Lors de cette chirurgie, de nombreuses problématiques sont gérées empiriquement par les chirurgien·ne·s. La taille et le diamètre de la phalloplastie vont dépendre du lambeau prélevé (surface cutanée prélevée, épaisseur sous-cutanée). En particulier, la pré-tension de la peau appliquée lors de la mise en forme cylindrique de la phalloplastie joue un rôle important. S’il y a trop de pression dans la phalloplastie, il existe un risque d’ischémie tissulaire qui pourrait provoquer une nécrose. À l’opposé, si la précontrainte n’est pas suffisante, la phalloplastie ne sera pas homogène, conduisant à un préjudice esthétique et pouvant être à l’origine de limitations fonctionnelles. Cette question de précontrainte est très importante. En effet, certaines personnes porteuses de phalloplastie arrivent à avoir des rapports sexuels avec pénétration sans prothèse par la seule rigidité due à la précontrainte des tissus de la phalloplastie (Terrier et al, 2014). Par ailleurs, les prothèses érectiles utilisées pour les phalloplasties peuvent différer de celles destinées aux personnes souffrant d'une dysfonction érectile. En effet, lorsque le pénis n’a pas à être reconstruit, les prothèses sont constituées de deux cylindres qui sont disposés à l’intérieur des corps caverneux. L’absence de corps caverneux dans la phalloplastie implique souvent l’utilisation d’un seul cylindre, ou parfois de 2 avec une enveloppe reconstruite par des matériaux synthétiques (prothèse vasculaire par exemple).

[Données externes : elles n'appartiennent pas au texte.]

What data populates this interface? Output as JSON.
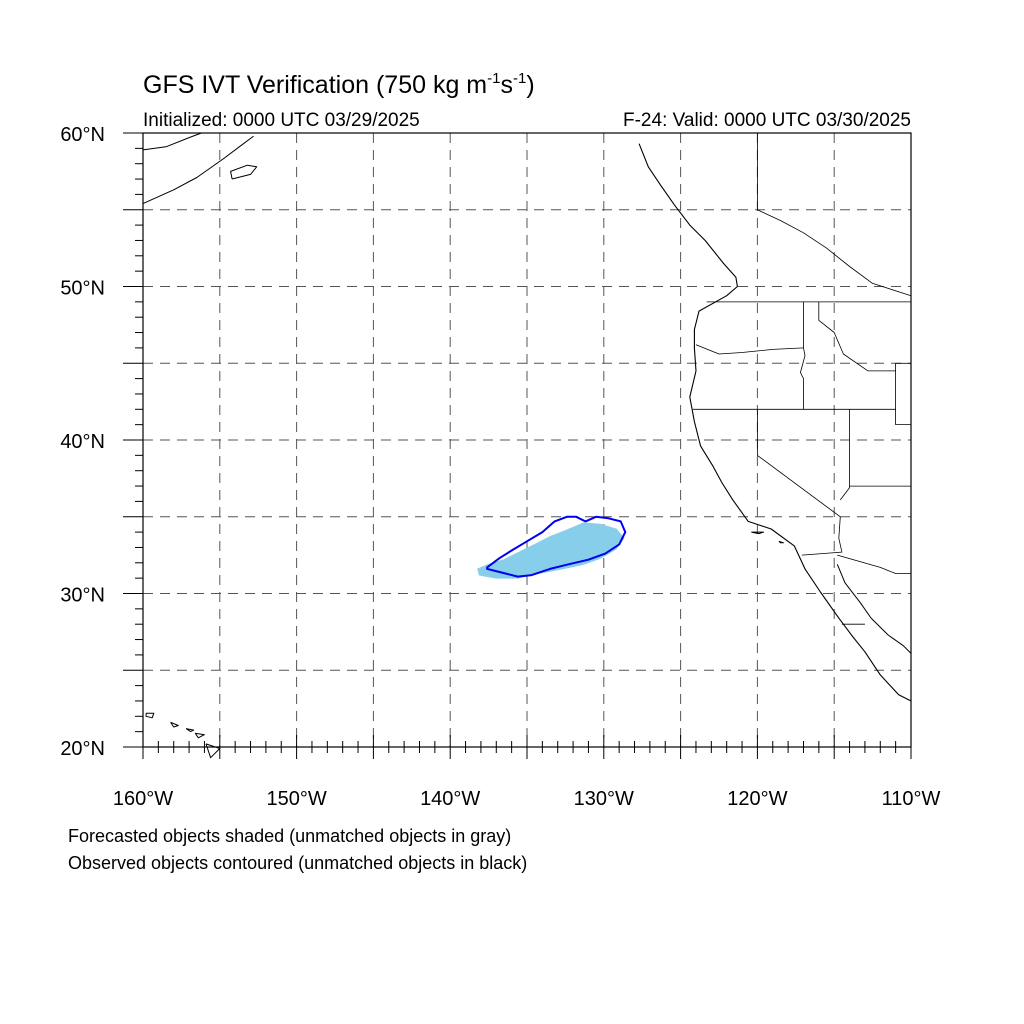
{
  "title": {
    "main_prefix": "GFS IVT Verification (750 kg m",
    "sup1": "-1",
    "mid": "s",
    "sup2": "-1",
    "suffix": ")"
  },
  "initialized_label": "Initialized: 0000 UTC 03/29/2025",
  "valid_label": "F-24: Valid: 0000 UTC 03/30/2025",
  "map": {
    "lon_range": [
      -160,
      -110
    ],
    "lat_range": [
      20,
      60
    ],
    "lat_ticks": [
      {
        "value": 60,
        "label": "60°N"
      },
      {
        "value": 50,
        "label": "50°N"
      },
      {
        "value": 40,
        "label": "40°N"
      },
      {
        "value": 30,
        "label": "30°N"
      },
      {
        "value": 20,
        "label": "20°N"
      }
    ],
    "lon_ticks": [
      {
        "value": -160,
        "label": "160°W"
      },
      {
        "value": -150,
        "label": "150°W"
      },
      {
        "value": -140,
        "label": "140°W"
      },
      {
        "value": -130,
        "label": "130°W"
      },
      {
        "value": -120,
        "label": "120°W"
      },
      {
        "value": -110,
        "label": "110°W"
      }
    ],
    "grid_lons": [
      -155,
      -150,
      -145,
      -140,
      -135,
      -130,
      -125,
      -120,
      -115
    ],
    "grid_lats": [
      25,
      30,
      35,
      40,
      45,
      50,
      55
    ],
    "forecast_object_color": "#87ceeb",
    "observed_contour_color": "#0000ee",
    "forecast_object": [
      [
        -138.1,
        31.2
      ],
      [
        -138.2,
        31.6
      ],
      [
        -137.5,
        31.9
      ],
      [
        -136.5,
        32.2
      ],
      [
        -135.5,
        32.7
      ],
      [
        -134.5,
        33.2
      ],
      [
        -133.5,
        33.7
      ],
      [
        -132.5,
        34.1
      ],
      [
        -131.3,
        34.6
      ],
      [
        -130.2,
        34.5
      ],
      [
        -129.2,
        34.2
      ],
      [
        -128.7,
        33.6
      ],
      [
        -129.2,
        32.9
      ],
      [
        -130.2,
        32.3
      ],
      [
        -131.3,
        31.9
      ],
      [
        -132.7,
        31.6
      ],
      [
        -134.3,
        31.3
      ],
      [
        -135.6,
        31.0
      ],
      [
        -137.0,
        31.0
      ]
    ],
    "observed_object": [
      [
        -137.6,
        31.7
      ],
      [
        -136.8,
        32.3
      ],
      [
        -136.0,
        32.8
      ],
      [
        -135.0,
        33.4
      ],
      [
        -134.0,
        34.0
      ],
      [
        -133.2,
        34.7
      ],
      [
        -132.4,
        35.0
      ],
      [
        -131.8,
        35.0
      ],
      [
        -131.2,
        34.7
      ],
      [
        -130.5,
        35.0
      ],
      [
        -129.7,
        34.9
      ],
      [
        -128.9,
        34.7
      ],
      [
        -128.6,
        34.0
      ],
      [
        -129.0,
        33.2
      ],
      [
        -129.9,
        32.6
      ],
      [
        -131.0,
        32.2
      ],
      [
        -132.3,
        31.9
      ],
      [
        -133.5,
        31.6
      ],
      [
        -134.7,
        31.2
      ],
      [
        -135.6,
        31.1
      ],
      [
        -136.4,
        31.3
      ],
      [
        -137.6,
        31.6
      ]
    ],
    "coastline": [
      [
        -127.7,
        59.3
      ],
      [
        -127.1,
        57.8
      ],
      [
        -126.3,
        56.6
      ],
      [
        -125.4,
        55.3
      ],
      [
        -124.4,
        54.0
      ],
      [
        -123.4,
        53.0
      ],
      [
        -122.2,
        51.5
      ],
      [
        -121.4,
        50.6
      ],
      [
        -121.3,
        50.0
      ],
      [
        -122.0,
        49.4
      ],
      [
        -123.8,
        48.4
      ],
      [
        -124.1,
        47.2
      ],
      [
        -124.1,
        46.0
      ],
      [
        -124.0,
        44.5
      ],
      [
        -124.4,
        42.8
      ],
      [
        -124.1,
        41.2
      ],
      [
        -123.7,
        39.6
      ],
      [
        -122.9,
        38.3
      ],
      [
        -122.3,
        37.2
      ],
      [
        -121.6,
        36.1
      ],
      [
        -120.6,
        34.7
      ],
      [
        -119.1,
        34.2
      ],
      [
        -117.6,
        33.1
      ],
      [
        -116.9,
        31.6
      ],
      [
        -115.9,
        30.1
      ],
      [
        -114.7,
        28.4
      ],
      [
        -113.8,
        27.2
      ],
      [
        -113.0,
        26.2
      ],
      [
        -112.0,
        24.7
      ],
      [
        -110.8,
        23.4
      ],
      [
        -110.0,
        23.0
      ]
    ],
    "gulf_coast": [
      [
        -114.8,
        31.9
      ],
      [
        -114.3,
        30.7
      ],
      [
        -113.3,
        29.4
      ],
      [
        -112.6,
        28.4
      ],
      [
        -111.5,
        27.3
      ],
      [
        -110.5,
        26.6
      ],
      [
        -110.0,
        26.1
      ]
    ],
    "alaska_coast": [
      [
        -160.0,
        55.4
      ],
      [
        -158.0,
        56.3
      ],
      [
        -156.5,
        57.1
      ],
      [
        -154.8,
        58.3
      ],
      [
        -153.6,
        59.2
      ],
      [
        -152.8,
        59.8
      ]
    ],
    "alaska_coast_north": [
      [
        -160.0,
        58.9
      ],
      [
        -158.5,
        59.1
      ],
      [
        -157.0,
        59.7
      ],
      [
        -156.2,
        60.0
      ]
    ],
    "kodiak": [
      [
        -154.2,
        57.0
      ],
      [
        -153.0,
        57.3
      ],
      [
        -152.6,
        57.8
      ],
      [
        -153.2,
        57.9
      ],
      [
        -154.3,
        57.5
      ],
      [
        -154.2,
        57.0
      ]
    ],
    "hawaii": [
      [
        [
          -159.8,
          22.2
        ],
        [
          -159.3,
          22.2
        ],
        [
          -159.4,
          21.9
        ],
        [
          -159.8,
          22.0
        ],
        [
          -159.8,
          22.2
        ]
      ],
      [
        [
          -158.2,
          21.6
        ],
        [
          -157.7,
          21.4
        ],
        [
          -158.0,
          21.3
        ],
        [
          -158.2,
          21.6
        ]
      ],
      [
        [
          -157.2,
          21.2
        ],
        [
          -156.7,
          21.1
        ],
        [
          -156.9,
          21.0
        ],
        [
          -157.2,
          21.2
        ]
      ],
      [
        [
          -156.6,
          20.9
        ],
        [
          -156.0,
          20.8
        ],
        [
          -156.4,
          20.6
        ],
        [
          -156.6,
          20.9
        ]
      ],
      [
        [
          -155.9,
          20.2
        ],
        [
          -155.0,
          19.9
        ],
        [
          -155.6,
          19.3
        ],
        [
          -155.9,
          20.2
        ]
      ]
    ],
    "channel_islands": [
      [
        [
          -120.4,
          34.0
        ],
        [
          -119.6,
          34.0
        ],
        [
          -119.9,
          33.9
        ],
        [
          -120.4,
          34.0
        ]
      ],
      [
        [
          -118.6,
          33.4
        ],
        [
          -118.3,
          33.3
        ],
        [
          -118.5,
          33.3
        ],
        [
          -118.6,
          33.4
        ]
      ]
    ],
    "borders": [
      [
        [
          -123.3,
          49.0
        ],
        [
          -110.0,
          49.0
        ]
      ],
      [
        [
          -120.0,
          60.0
        ],
        [
          -120.0,
          55.0
        ],
        [
          -118.5,
          54.3
        ],
        [
          -117.0,
          53.5
        ],
        [
          -115.5,
          52.5
        ],
        [
          -114.0,
          51.3
        ],
        [
          -112.5,
          50.2
        ],
        [
          -110.0,
          49.4
        ]
      ],
      [
        [
          -124.0,
          46.2
        ],
        [
          -122.5,
          45.6
        ],
        [
          -121.0,
          45.7
        ],
        [
          -119.0,
          45.9
        ],
        [
          -117.0,
          46.0
        ]
      ],
      [
        [
          -124.2,
          42.0
        ],
        [
          -111.0,
          42.0
        ]
      ],
      [
        [
          -117.0,
          49.0
        ],
        [
          -117.0,
          46.0
        ],
        [
          -116.9,
          45.5
        ],
        [
          -117.2,
          44.4
        ],
        [
          -117.0,
          44.0
        ],
        [
          -117.0,
          42.0
        ]
      ],
      [
        [
          -116.0,
          49.0
        ],
        [
          -116.0,
          47.8
        ],
        [
          -115.0,
          47.0
        ],
        [
          -114.4,
          45.6
        ],
        [
          -112.8,
          44.5
        ],
        [
          -111.0,
          44.5
        ]
      ],
      [
        [
          -111.0,
          45.0
        ],
        [
          -110.0,
          45.0
        ]
      ],
      [
        [
          -111.0,
          45.0
        ],
        [
          -111.0,
          41.0
        ],
        [
          -110.0,
          41.0
        ]
      ],
      [
        [
          -120.0,
          42.0
        ],
        [
          -120.0,
          39.0
        ],
        [
          -114.6,
          35.0
        ]
      ],
      [
        [
          -114.0,
          42.0
        ],
        [
          -114.0,
          36.9
        ],
        [
          -114.6,
          36.1
        ]
      ],
      [
        [
          -114.0,
          37.0
        ],
        [
          -110.0,
          37.0
        ]
      ],
      [
        [
          -114.6,
          35.0
        ],
        [
          -114.7,
          33.6
        ],
        [
          -114.5,
          32.7
        ],
        [
          -117.1,
          32.5
        ]
      ],
      [
        [
          -114.8,
          32.5
        ],
        [
          -112.0,
          31.7
        ],
        [
          -111.0,
          31.3
        ],
        [
          -110.0,
          31.3
        ]
      ],
      [
        [
          -114.5,
          28.0
        ],
        [
          -113.0,
          28.0
        ]
      ]
    ]
  }
}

Les études portant sur les phalloplasties traitent principalement de la méthode de reconstruction chirurgicale du pénis, des éventuelles complications, voire de la fonctionnalité future (Morisson et al, 2016 ; Neuville et al, 2019). Le fonctionnement biomécanique de la verge créée n’a jamais été étudié malgré l’importance de ces caractéristiques dans le processus de reconstruction (rigidité, précontrainte, résistance à la compression, à la pression et à l’étirement).
Dans ce contexte, on constate que l’analyse des phénomènes biomécaniques mis en jeu lors de la mise en érection d’un pénis reconstruit en peau et en graisse nécessite de développer de nouveaux outils d’évaluation quantitative et d’acquérir de nouvelles connaissances, en quantifiant différents paramètres biomécaniques et en les mettant en relation avec des conséquences cliniques. Dans ce contexte, le LBMC travaille en collaboration avec le service d’urologie de l’hôpital Lyon Sud, premier service de chirurgie reconstructrice génito-urinaire et prothétique en France depuis plus de vingt ans.
OBJECTIFS
Cette thèse poursuit donc deux objectifs.

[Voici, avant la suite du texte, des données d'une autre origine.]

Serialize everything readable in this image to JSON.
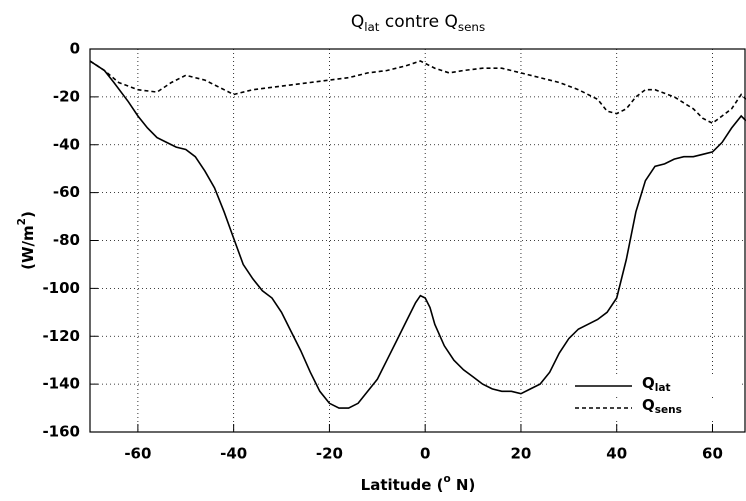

L’objectif de ces travaux de recherche est d’accompagner les chirurgiens dans leurs prises de décision en leur proposant des critères objectifs pour des choix éclairés. Ce projet poursuit plus spécifiquement deux objectifs :
• Quantifier les différents phénomènes biomécaniques mis en jeu dans la création puis la mise en érection d’une verge nouvellement construite et pourvue ou non d’un implant ;
• Analyser numériquement ces phénomènes en vue de mieux les comprendre et de proposer des critères.
METHODOLOGIE
Ce projet se décompose en deux tâches indépendantes : des expérimentations in vivo, ainsi que des modélisations numériques.
Tâche 1 : Expérimentations in vivo
Une première étape consistera en une étude bibliographique et une analyse de faisabilité pour quantifier des paramètres mécaniques pertinents au cours et à l’issue de la phalloplastie (avec ou sans pose d’implant).
La deuxième étape nécessitera de mettre en place et mettre en œuvre un protocole clinique sur des patients comprenant les méthodes de mesure retenues et des questionnaires de satisfaction. Ce travail expérimental fera l’objet d’une étude clinique sur des patients, pilotée par les cliniciens urologues. Elle consistera à mesurer la rigidité et la force de flambement avant et après la pose de prothèse en utilisant le PenBuck (dispositif développé dans le cadre de travaux précédents).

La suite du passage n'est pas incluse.